Mas, nos outros 364 dias do ano, não. Ao menos, não no futebol.
Mesmo que o Brasil conte com a “Pelé de saia” — embora nem Marta nem
nenhuma outra jogadora atue com uniforme customizado —, a Seleção
teve a primeira técnica apenas em 2016, e no comando da equipe
feminina. Entre os clubes masculinos, cogitar a contratação de uma
treinadora ainda soa como algo espantoso. Se nos bancos de reservas
ou em cargos de gestão as mulheres são quase invisíveis, na
arbitragem, ganham um pouco mais de espaço. Então, o preconceito
passa para a fase seguinte: resistir ao tratamento desigual no
exercício da profissão.
“Todas as vezes em que a gente entra em campo, as pessoas acham
que não vamos conseguir apitar as partidas. E isso parte de todos os
envolvidos: torcida, jogador, comissão técnica”, lamenta a ex-juíza
Simone Silva, 42 anos, que atuou no quadro nacional de arbitragem da
CBF de 2007 até o ano passado. “Quando uma mulher estréia, causa
mais dúvida do que um homem, e tudo gera suspeita de capacitação.”

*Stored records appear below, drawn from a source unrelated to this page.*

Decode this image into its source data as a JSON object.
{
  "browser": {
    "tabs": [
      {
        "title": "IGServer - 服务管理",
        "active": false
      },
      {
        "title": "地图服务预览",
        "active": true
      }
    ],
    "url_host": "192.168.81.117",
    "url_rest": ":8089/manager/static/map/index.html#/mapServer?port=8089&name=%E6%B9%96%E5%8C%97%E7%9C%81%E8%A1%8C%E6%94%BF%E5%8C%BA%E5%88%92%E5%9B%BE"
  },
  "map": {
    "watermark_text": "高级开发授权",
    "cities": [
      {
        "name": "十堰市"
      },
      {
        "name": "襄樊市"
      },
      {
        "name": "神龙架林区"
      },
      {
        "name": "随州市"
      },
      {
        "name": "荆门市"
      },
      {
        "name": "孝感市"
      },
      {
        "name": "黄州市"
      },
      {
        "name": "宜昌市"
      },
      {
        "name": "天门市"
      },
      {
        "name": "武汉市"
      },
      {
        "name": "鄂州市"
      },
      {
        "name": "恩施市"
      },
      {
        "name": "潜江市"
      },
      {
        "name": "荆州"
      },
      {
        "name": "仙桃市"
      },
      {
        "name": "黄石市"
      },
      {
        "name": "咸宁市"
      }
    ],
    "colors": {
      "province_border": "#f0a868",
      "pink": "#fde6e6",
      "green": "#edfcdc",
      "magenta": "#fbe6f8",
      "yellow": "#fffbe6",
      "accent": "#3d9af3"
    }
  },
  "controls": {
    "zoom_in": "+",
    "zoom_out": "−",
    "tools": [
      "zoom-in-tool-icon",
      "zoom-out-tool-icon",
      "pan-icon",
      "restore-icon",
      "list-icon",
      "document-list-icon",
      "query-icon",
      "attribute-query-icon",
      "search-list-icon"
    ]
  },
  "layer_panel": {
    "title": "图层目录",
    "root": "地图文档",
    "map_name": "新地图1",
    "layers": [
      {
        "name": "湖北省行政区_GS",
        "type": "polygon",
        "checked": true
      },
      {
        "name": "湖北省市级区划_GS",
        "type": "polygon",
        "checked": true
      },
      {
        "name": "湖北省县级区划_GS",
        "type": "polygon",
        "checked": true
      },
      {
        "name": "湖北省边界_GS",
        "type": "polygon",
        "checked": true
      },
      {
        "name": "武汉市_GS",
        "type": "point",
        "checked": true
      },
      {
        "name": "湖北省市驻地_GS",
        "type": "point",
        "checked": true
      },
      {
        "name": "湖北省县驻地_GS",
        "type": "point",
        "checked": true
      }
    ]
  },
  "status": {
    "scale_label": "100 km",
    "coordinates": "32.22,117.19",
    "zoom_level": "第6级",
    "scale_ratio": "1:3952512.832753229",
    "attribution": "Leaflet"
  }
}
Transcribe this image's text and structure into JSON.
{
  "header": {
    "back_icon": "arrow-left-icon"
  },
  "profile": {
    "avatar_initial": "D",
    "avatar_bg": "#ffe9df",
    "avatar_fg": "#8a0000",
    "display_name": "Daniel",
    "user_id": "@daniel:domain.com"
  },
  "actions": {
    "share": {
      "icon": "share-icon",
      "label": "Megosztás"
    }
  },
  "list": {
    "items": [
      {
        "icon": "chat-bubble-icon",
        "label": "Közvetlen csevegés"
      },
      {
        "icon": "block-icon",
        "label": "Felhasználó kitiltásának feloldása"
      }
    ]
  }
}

Ela expõe que sempre sofreu preconceito na carreira. Nos 17 anos de
arbitragem, apitou o Campeonato Carioca feminino e masculino e a
Série D do Campeonato Brasileiro masculino.
Para a carioca, o peso do erro de um homem é bem diferente da falha
de uma mulher.
“Nós somos muito mais sacrificadas. Tenho certeza porque
vivenciei isso”, desabafa ao lembrar que as desconfianças
ocorrem até em situações de acertos.
“O futebol é muito masculino, e a gente ainda escuta que lugar de
mulher não é no futebol.”
Para lidar com a pressão que sofria nas partidas, Simone se lembra
que se concentrava bastante para não cometer erros “infantis” no
começo do jogo e ganhar credibilidade.
“Depois, passei a driblar a pressão com sorrisos, gracinhas e
brincadeiras.”
Nem sempre, porém, a estratégia é suficiente. A agora ex-bandeirinha
Ana Paula Oliveira — um dos nomes de maior destaque da arbitragem
feminina — foi vítima, em 2007, da fúria preconceituosa do então
vice-presidente do Botafogo, Carlos Augusto Montenegro. Ele
protestou contra dois gols anulados incorretamente pela assistente,
com a conseqüente eliminação do alvinegro da semifinal da Copa do
Brasil, em duelo contra o Figueirense. “Ela é totalmente
despreparada. Errou dois lances seguidos. Não vejo mulher em Copa do
Mundo, não vi mulher na final da Liga dos Campeões nem nas decisões
mais importantes do mundo, mas colocaram uma mulher hoje, justo
contra o Botafogo”, vociferou, na ocasião.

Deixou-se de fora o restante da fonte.